Expert: More Pressure Expected

INN Interview: Obama is on a roll, and may use his new stature as the killer of Bin-Laden to lean on Israel for more concessions, says expert.

David Lev, | updated: 09:21

Bin Laden - Dead
Bin Laden - Dead
Arutz Sheva graphic

The elimination of arch-terrorist Osama Bin Laden is of course a blessed event for the entire world – but the removal of Bin Laden from the ranks of Al Qaeda terrorists has in no way reduced the threat from that group, or any other terror group – quite the opposite, says Prof. Eitan Gilboa of Bar-Ilan University's Begin-Sadat Center for Strategic Studies.

“The elimination of Bin Laden by the U.S. has increased the motivation of Al Qaeda to conduct a high-profile attack, which is what they specialize in,” says Gilboa, “preferably in the U.S. or Europe.”

"Of course, that assumes that Al Qaeda is still capable of carrying out such attacks. “We have to remember that even though Bin Laden managed to survive for nearly a decade after 9/11, the U.S. has been looking for him and many other Al Qaeda terrorists since at least 1993 – after the failed first attack on the World Trade Center. During that time, and especially since 9/11, Al Qaeda's ability to conduct high-profile attacks has been significantly compromised, because the Americans have been picking off the organization's leadership little by little.”

Gilboa compares the Al Qaeda threats of revenge to those of Hizbullah, which for three years has vowed revenge on Israel for the death of top terrorist Imad Mughniyah. “Israel never admitted that it had taken out Mughniyah, who was responsible for many terror attacks. Nevertheless they blame Israel and have vowed revenge – but so far, thank G-d, they have not undertaken the major attack they promise.

"Of course they would like to carry out such an attack, but apparently they are unable to – and it remains to be seen if this is the situation with Al Qaeda. Bin Laden's organization is much bigger than Hizbullah and still has several strong branches – notably in North Africa."

An Al Qaeda affiliated group was behind the attack at a coffee shop in Marrakesh, Morocco last week, as well as in Sudan, Yemen, and other countries.

“In addition, the defenses in Egypt and other countries have lightened, in the wake of the civil uprisings there," Gilboa added. "That means it will be easier for Al Qaeda to infiltrate those places and cause mayhem."

Obviously, the terrorist group would prefer to carry out an attack in the West, says Gilboa, but if conducting a terror attack in an "friendly" Arab country is their only option, they – or a sympathetic group that also wishes to make a name for itself – will take that opportunity, he adds.

While Israel and Jewish targets around the world are also on Al Qaeda's short list of terrorist targets,  a perhaps more immediate concern is the pressure Israel is likely to face to come up with a new peace plan.

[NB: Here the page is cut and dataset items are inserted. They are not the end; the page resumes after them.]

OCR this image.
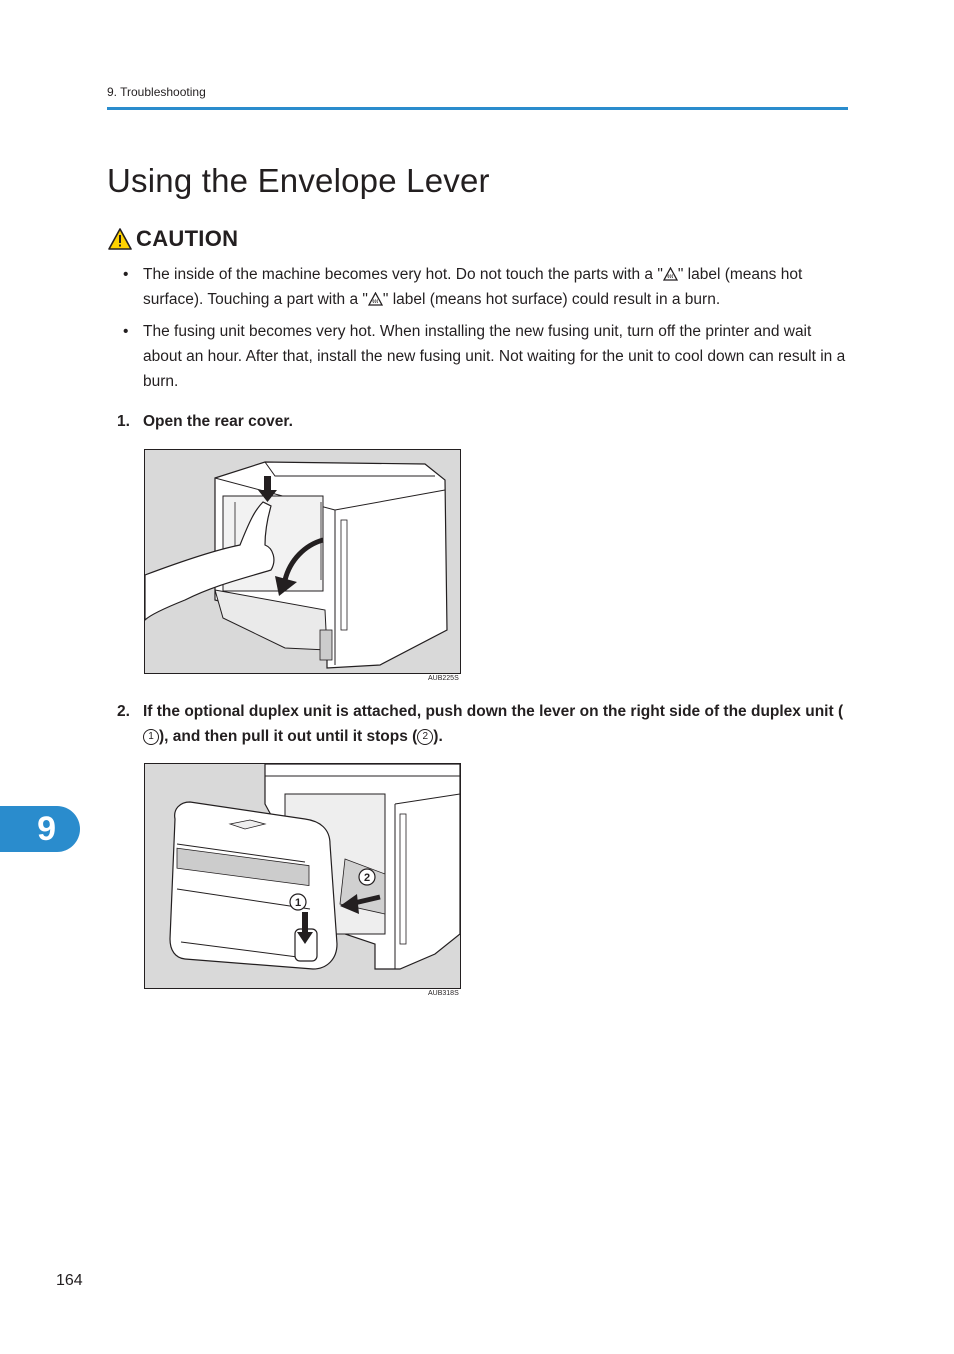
9. Troubleshooting
Using the Envelope Lever
CAUTION
• The inside of the machine becomes very hot. Do not touch the parts with a " " label (means hot surface). Touching a part with a " " label (means hot surface) could result in a burn.
• The fusing unit becomes very hot. When installing the new fusing unit, turn off the printer and wait about an hour. After that, install the new fusing unit. Not waiting for the unit to cool down can result in a burn.
1. Open the rear cover.
AUB225S
2. If the optional duplex unit is attached, push down the lever on the right side of the duplex unit (1 ), and then pull it out until it stops ( 2 ).
1
2
AUB318S
9
164
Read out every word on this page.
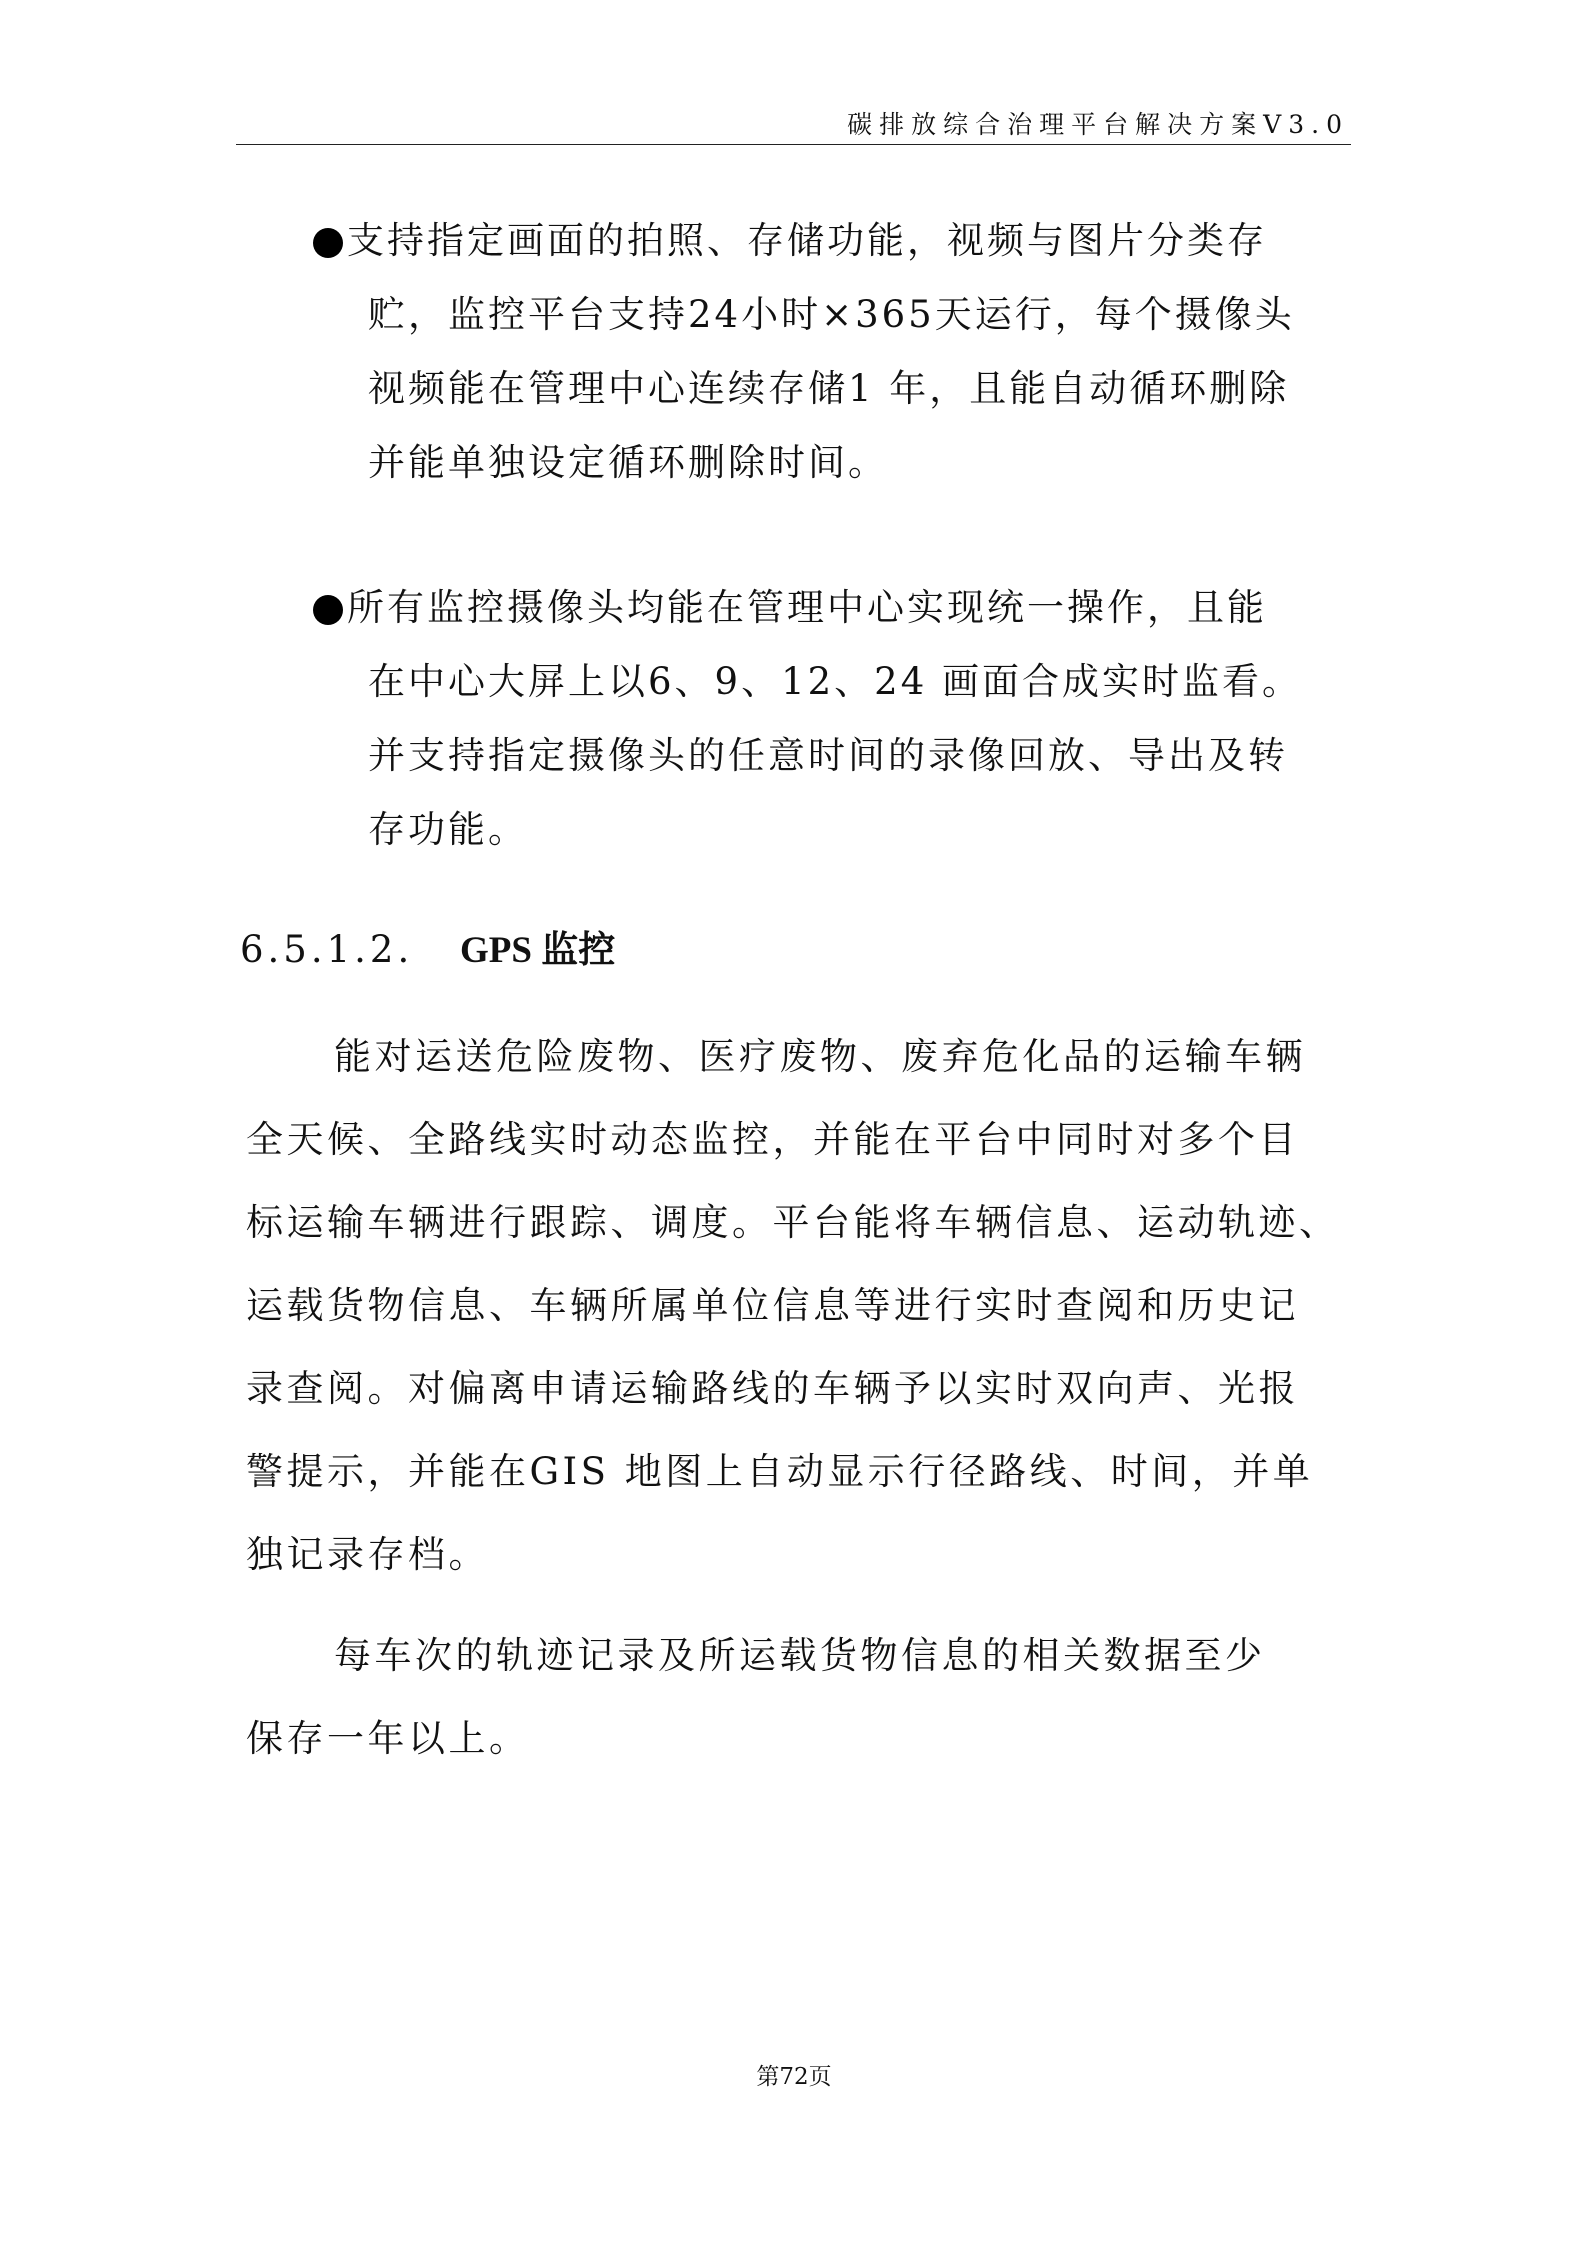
碳排放综合治理平台解决方案V3.0
支持指定画面的拍照、存储功能，视频与图片分类存
贮，监控平台支持24小时×365天运行，每个摄像头
视频能在管理中心连续存储1 年，且能自动循环删除
并能单独设定循环删除时间。
所有监控摄像头均能在管理中心实现统一操作，且能
在中心大屏上以6、9、12、24 画面合成实时监看。
并支持指定摄像头的任意时间的录像回放、导出及转
存功能。
6.5.1.2. GPS 监控
能对运送危险废物、医疗废物、废弃危化品的运输车辆
全天候、全路线实时动态监控，并能在平台中同时对多个目
标运输车辆进行跟踪、调度。平台能将车辆信息、运动轨迹、
运载货物信息、车辆所属单位信息等进行实时查阅和历史记
录查阅。对偏离申请运输路线的车辆予以实时双向声、光报
警提示，并能在GIS 地图上自动显示行径路线、时间，并单
独记录存档。
每车次的轨迹记录及所运载货物信息的相关数据至少
保存一年以上。
第72页
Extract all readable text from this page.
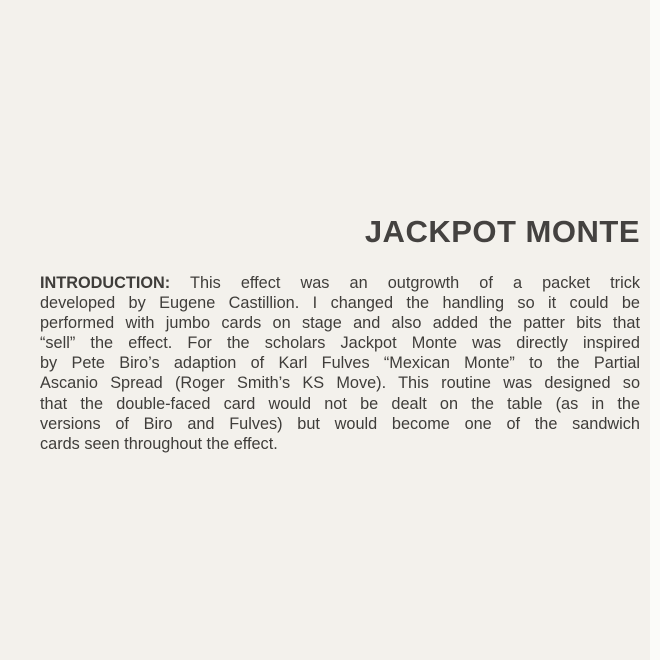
JACKPOT MONTE
INTRODUCTION: This effect was an outgrowth of a packet trick
developed by Eugene Castillion. I changed the handling so it could be
performed with jumbo cards on stage and also added the patter bits that
“sell” the effect. For the scholars Jackpot Monte was directly inspired
by Pete Biro’s adaption of Karl Fulves “Mexican Monte” to the Partial
Ascanio Spread (Roger Smith’s KS Move). This routine was designed so
that the double-faced card would not be dealt on the table (as in the
versions of Biro and Fulves) but would become one of the sandwich
cards seen throughout the effect.
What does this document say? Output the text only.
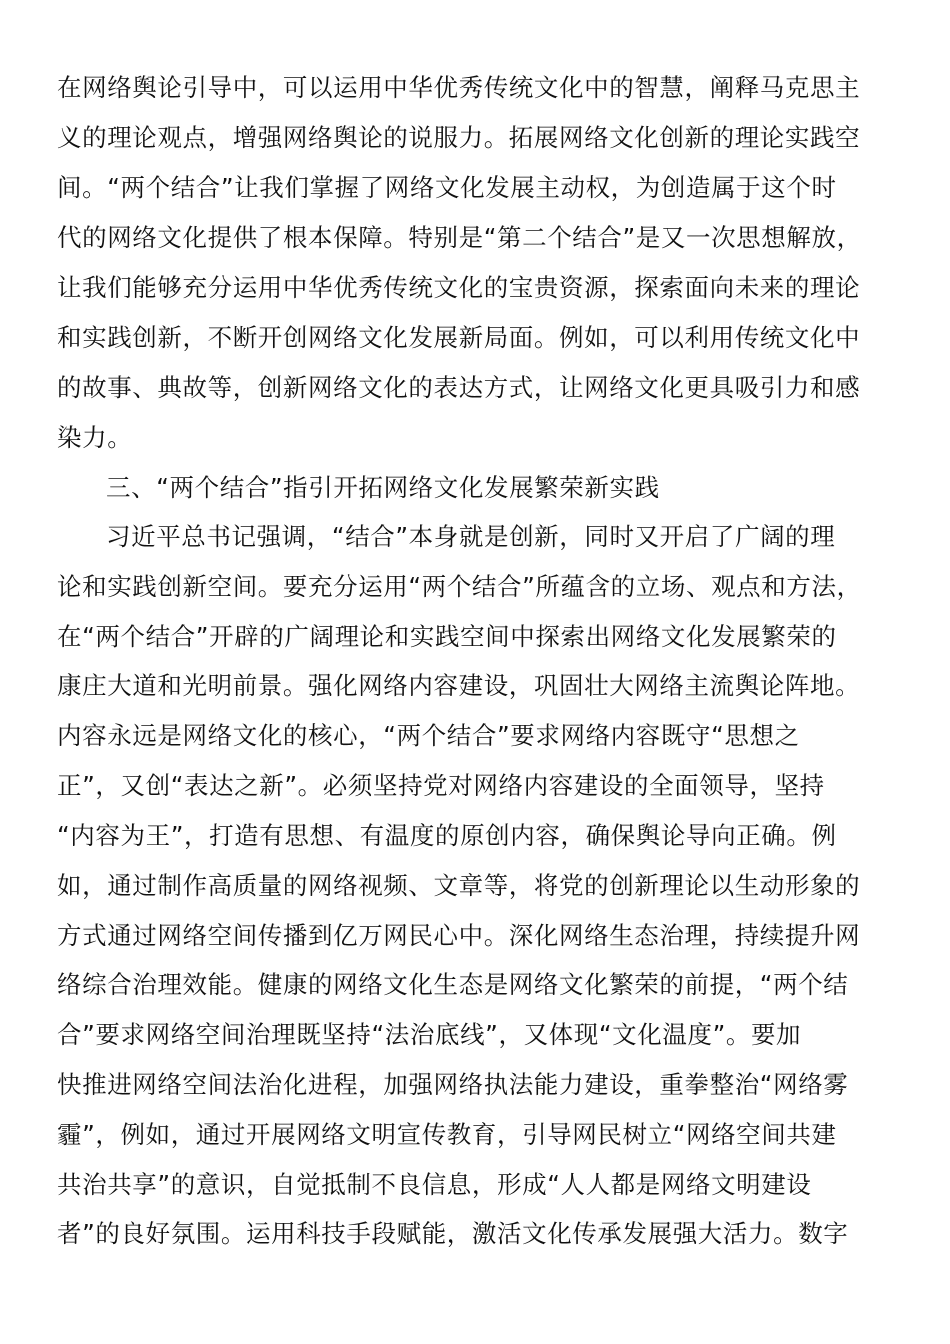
在网络舆论引导中，可以运用中华优秀传统文化中的智慧，阐释马克思主
义的理论观点，增强网络舆论的说服力。拓展网络文化创新的理论实践空
间。“两个结合”让我们掌握了网络文化发展主动权，为创造属于这个时
代的网络文化提供了根本保障。特别是“第二个结合”是又一次思想解放，
让我们能够充分运用中华优秀传统文化的宝贵资源，探索面向未来的理论
和实践创新，不断开创网络文化发展新局面。例如，可以利用传统文化中
的故事、典故等，创新网络文化的表达方式，让网络文化更具吸引力和感
染力。
三、“两个结合”指引开拓网络文化发展繁荣新实践
习近平总书记强调，“结合”本身就是创新，同时又开启了广阔的理
论和实践创新空间。要充分运用“两个结合”所蕴含的立场、观点和方法，
在“两个结合”开辟的广阔理论和实践空间中探索出网络文化发展繁荣的
康庄大道和光明前景。强化网络内容建设，巩固壮大网络主流舆论阵地。
内容永远是网络文化的核心，“两个结合”要求网络内容既守“思想之
正”，又创“表达之新”。必须坚持党对网络内容建设的全面领导，坚持
“内容为王”，打造有思想、有温度的原创内容，确保舆论导向正确。例
如，通过制作高质量的网络视频、文章等，将党的创新理论以生动形象的
方式通过网络空间传播到亿万网民心中。深化网络生态治理，持续提升网
络综合治理效能。健康的网络文化生态是网络文化繁荣的前提，“两个结
合”要求网络空间治理既坚持“法治底线”，又体现“文化温度”。要加
快推进网络空间法治化进程，加强网络执法能力建设，重拳整治“网络雾
霾”，例如，通过开展网络文明宣传教育，引导网民树立“网络空间共建
共治共享”的意识，自觉抵制不良信息，形成“人人都是网络文明建设
者”的良好氛围。运用科技手段赋能，激活文化传承发展强大活力。数字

“U.S. President Barack Obama is now on a roll, and he will want to keep the momentum going,” says Gilboa. “The U.S. is just as concerned as Israel about the threats by the PA to take their case for statehood to the UN in September, and Washington is looking to Netanyahu to come up with a substantive plan to convince the PA to back down from that plan. There's no question Obama will be tougher on Israel.”

However, in line with the old saying by President Shimon Peres – that “the Palestinians never lose an opportunity to lose an opportunity” - Gilboa says that the American pressure may be somewhat mitigated by the planned reunification of Fatah and Hamas.

“This caught the U.S. by surprise as well, and they are not happy about it,” he says. Although, as far as Washington is concerned, Al-Qaeda and Hamas are in two completely different leagues when it comes to terror, “It would be very embarrassing for President Obama to have to work with an organization that condemns his greatest achievement, as Hamas did when it slammed Obama for 'murdering the martyr Bin Laden.'"

"On the other hand, the deal between Fatah and Hamas may fall apart,” he says. “There are too many unknown factors – but if things do work out between the two groups, and Hamas gets a major representation in the PA-controlled areas of Judea and Samaria, the U.S. will be less likely to put strong pressure on Israel.”